Have you tried the aroma game Le Nez du Café? It features 36 aromas that you can use to train your sensory skills. One of my favorites is apricot (number 16), which has a fresh, fruity scent. Generally, floral and fruity aromas result from ketones and aldehydes. If you look up the characteristics of number 16 in the accompanying book for Le Nez du Café, you’ll find that this aroma is associated with benzaldehyde, an aldehyde. Magnificent!
Furan and furanone are typically what lead us to perceive roasted coffee and caramel notes. Pyrazines can be linked to nutty and roasted coffee flavors. Of course, the quantity and interactions of some other compounds can also create negative notes; for instance, guaiacol molecules (phenolic compounds) are responsible for phenolic and burnt notes.

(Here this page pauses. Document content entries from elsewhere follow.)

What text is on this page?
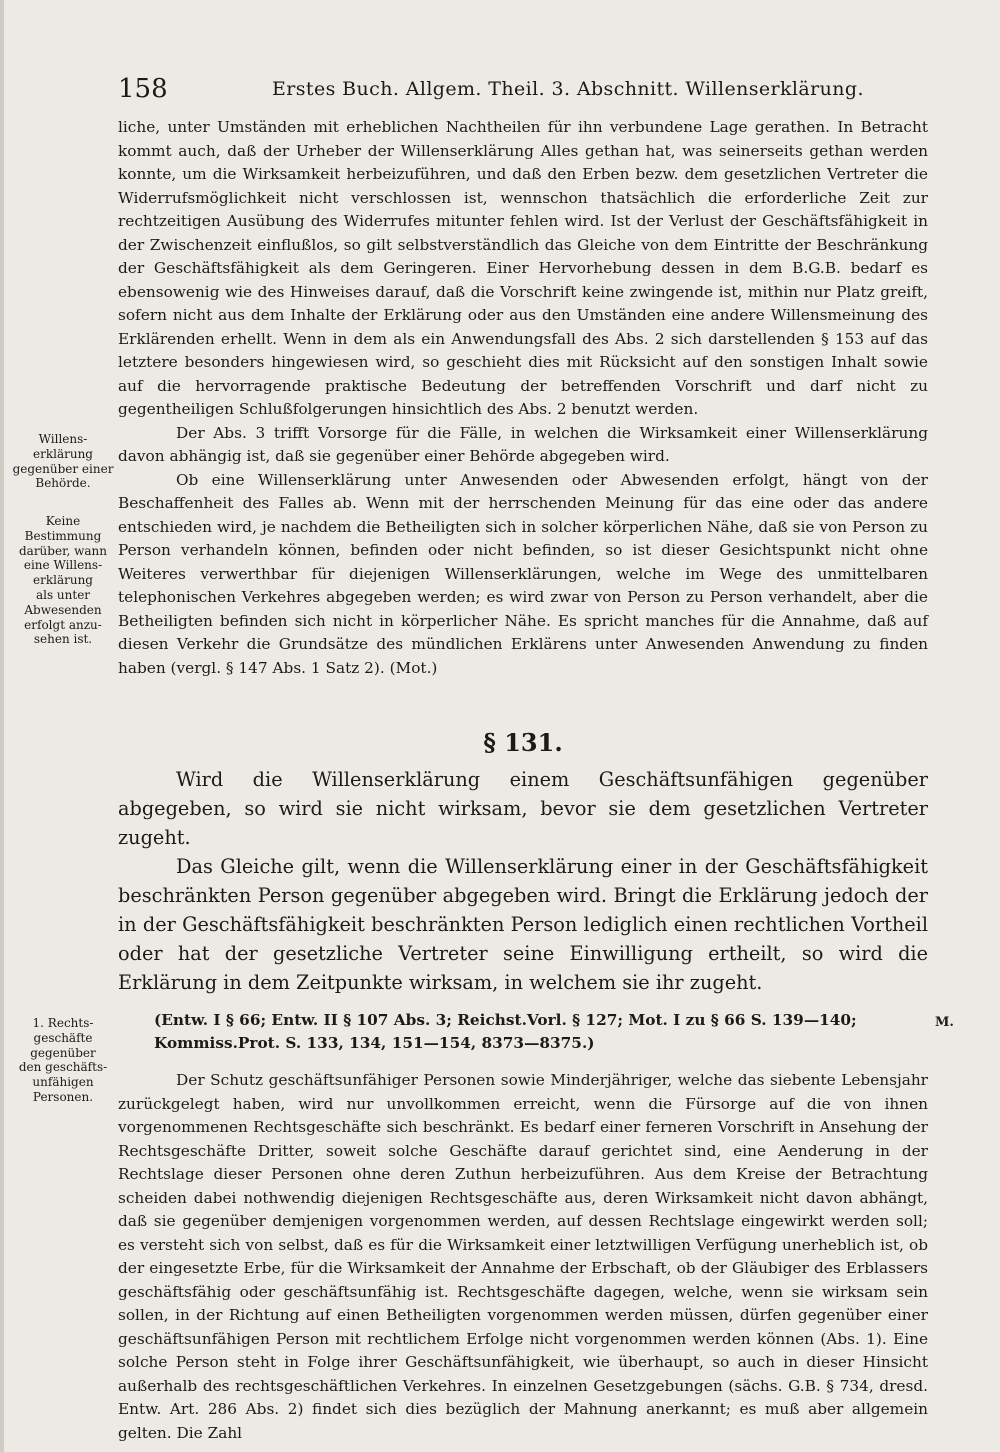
158	Erstes Buch. Allgem. Theil. 3. Abschnitt. Willenserklärung.
Willens-
erklärung
gegenüber einer
Behörde.
Keine
Bestimmung
darüber, wann
eine Willens-
erklärung
als unter
Abwesenden
erfolgt anzu-
sehen ist.
1. Rechts-
geschäfte
gegenüber
den geschäfts-
unfähigen
Personen.
M.

liche, unter Umständen mit erheblichen Nachtheilen für ihn verbundene Lage gerathen. In Betracht kommt auch, daß der Urheber der Willenserklärung Alles gethan hat, was seinerseits gethan werden konnte, um die Wirksamkeit herbeizuführen, und daß den Erben bezw. dem gesetzlichen Vertreter die Widerrufsmöglichkeit nicht verschlossen ist, wennschon thatsächlich die erforderliche Zeit zur rechtzeitigen Ausübung des Widerrufes mitunter fehlen wird. Ist der Verlust der Geschäftsfähigkeit in der Zwischenzeit einflußlos, so gilt selbstverständlich das Gleiche von dem Eintritte der Beschränkung der Geschäftsfähigkeit als dem Geringeren. Einer Hervorhebung dessen in dem B.G.B. bedarf es ebensowenig wie des Hinweises darauf, daß die Vorschrift keine zwingende ist, mithin nur Platz greift, sofern nicht aus dem Inhalte der Erklärung oder aus den Umständen eine andere Willensmeinung des Erklärenden erhellt. Wenn in dem als ein Anwendungsfall des Abs. 2 sich darstellenden § 153 auf das letztere besonders hingewiesen wird, so geschieht dies mit Rücksicht auf den sonstigen Inhalt sowie auf die hervorragende praktische Bedeutung der betreffenden Vorschrift und darf nicht zu gegentheiligen Schlußfolgerungen hinsichtlich des Abs. 2 benutzt werden.

Der Abs. 3 trifft Vorsorge für die Fälle, in welchen die Wirksamkeit einer Willenserklärung davon abhängig ist, daß sie gegenüber einer Behörde abgegeben wird.

Ob eine Willenserklärung unter Anwesenden oder Abwesenden erfolgt, hängt von der Beschaffenheit des Falles ab. Wenn mit der herrschenden Meinung für das eine oder das andere entschieden wird, je nachdem die Betheiligten sich in solcher körperlichen Nähe, daß sie von Person zu Person verhandeln können, befinden oder nicht befinden, so ist dieser Gesichtspunkt nicht ohne Weiteres verwerthbar für diejenigen Willenserklärungen, welche im Wege des unmittelbaren telephonischen Verkehres abgegeben werden; es wird zwar von Person zu Person verhandelt, aber die Betheiligten befinden sich nicht in körperlicher Nähe. Es spricht manches für die Annahme, daß auf diesen Verkehr die Grundsätze des mündlichen Erklärens unter Anwesenden Anwendung zu finden haben (vergl. § 147 Abs. 1 Satz 2). (Mot.)

§ 131.

Wird die Willenserklärung einem Geschäftsunfähigen gegenüber abgegeben, so wird sie nicht wirksam, bevor sie dem gesetzlichen Vertreter zugeht.

Das Gleiche gilt, wenn die Willenserklärung einer in der Geschäftsfähigkeit beschränkten Person gegenüber abgegeben wird. Bringt die Erklärung jedoch der in der Geschäftsfähigkeit beschränkten Person lediglich einen rechtlichen Vortheil oder hat der gesetzliche Vertreter seine Einwilligung ertheilt, so wird die Erklärung in dem Zeitpunkte wirksam, in welchem sie ihr zugeht.

(Entw. I § 66; Entw. II § 107 Abs. 3; Reichst.Vorl. § 127; Mot. I zu § 66 S. 139—140; Kommiss.Prot. S. 133, 134, 151—154, 8373—8375.)

Der Schutz geschäftsunfähiger Personen sowie Minderjähriger, welche das siebente Lebensjahr zurückgelegt haben, wird nur unvollkommen erreicht, wenn die Fürsorge auf die von ihnen vorgenommenen Rechtsgeschäfte sich beschränkt. Es bedarf einer ferneren Vorschrift in Ansehung der Rechtsgeschäfte Dritter, soweit solche Geschäfte darauf gerichtet sind, eine Aenderung in der Rechtslage dieser Personen ohne deren Zuthun herbeizuführen. Aus dem Kreise der Betrachtung scheiden dabei nothwendig diejenigen Rechtsgeschäfte aus, deren Wirksamkeit nicht davon abhängt, daß sie gegenüber demjenigen vorgenommen werden, auf dessen Rechtslage eingewirkt werden soll; es versteht sich von selbst, daß es für die Wirksamkeit einer letztwilligen Verfügung unerheblich ist, ob der eingesetzte Erbe, für die Wirksamkeit der Annahme der Erbschaft, ob der Gläubiger des Erblassers geschäftsfähig oder geschäftsunfähig ist. Rechtsgeschäfte dagegen, welche, wenn sie wirksam sein sollen, in der Richtung auf einen Betheiligten vorgenommen werden müssen, dürfen gegenüber einer geschäftsunfähigen Person mit rechtlichem Erfolge nicht vorgenommen werden können (Abs. 1). Eine solche Person steht in Folge ihrer Geschäftsunfähigkeit, wie überhaupt, so auch in dieser Hinsicht außerhalb des rechtsgeschäftlichen Verkehres. In einzelnen Gesetzgebungen (sächs. G.B. § 734, dresd. Entw. Art. 286 Abs. 2) findet sich dies bezüglich der Mahnung anerkannt; es muß aber allgemein gelten. Die Zahl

Understanding these connections is crucial in coffee science, as it helps us identify and appreciate the complex flavor profiles present in coffee. By examining these volatile compounds, coffee science enhances our ability to discern various aroma characteristics, ultimately improving our overall coffee experience. The intricate relationships among these compounds are what make coffee science a fascinating field of study.
I apologize, dear readers, but the world I’ve begun to explore seems limitless. This article serves merely as an introduction to the wonders of coffee chemistry: there’s so much more to discover. Let’s dive into this topic, whether through a science book or simply by enjoying a cup of coffee.
While everything ultimately ties back to the deep and complex realm of coffee science, we can always savor these compounds in our cup.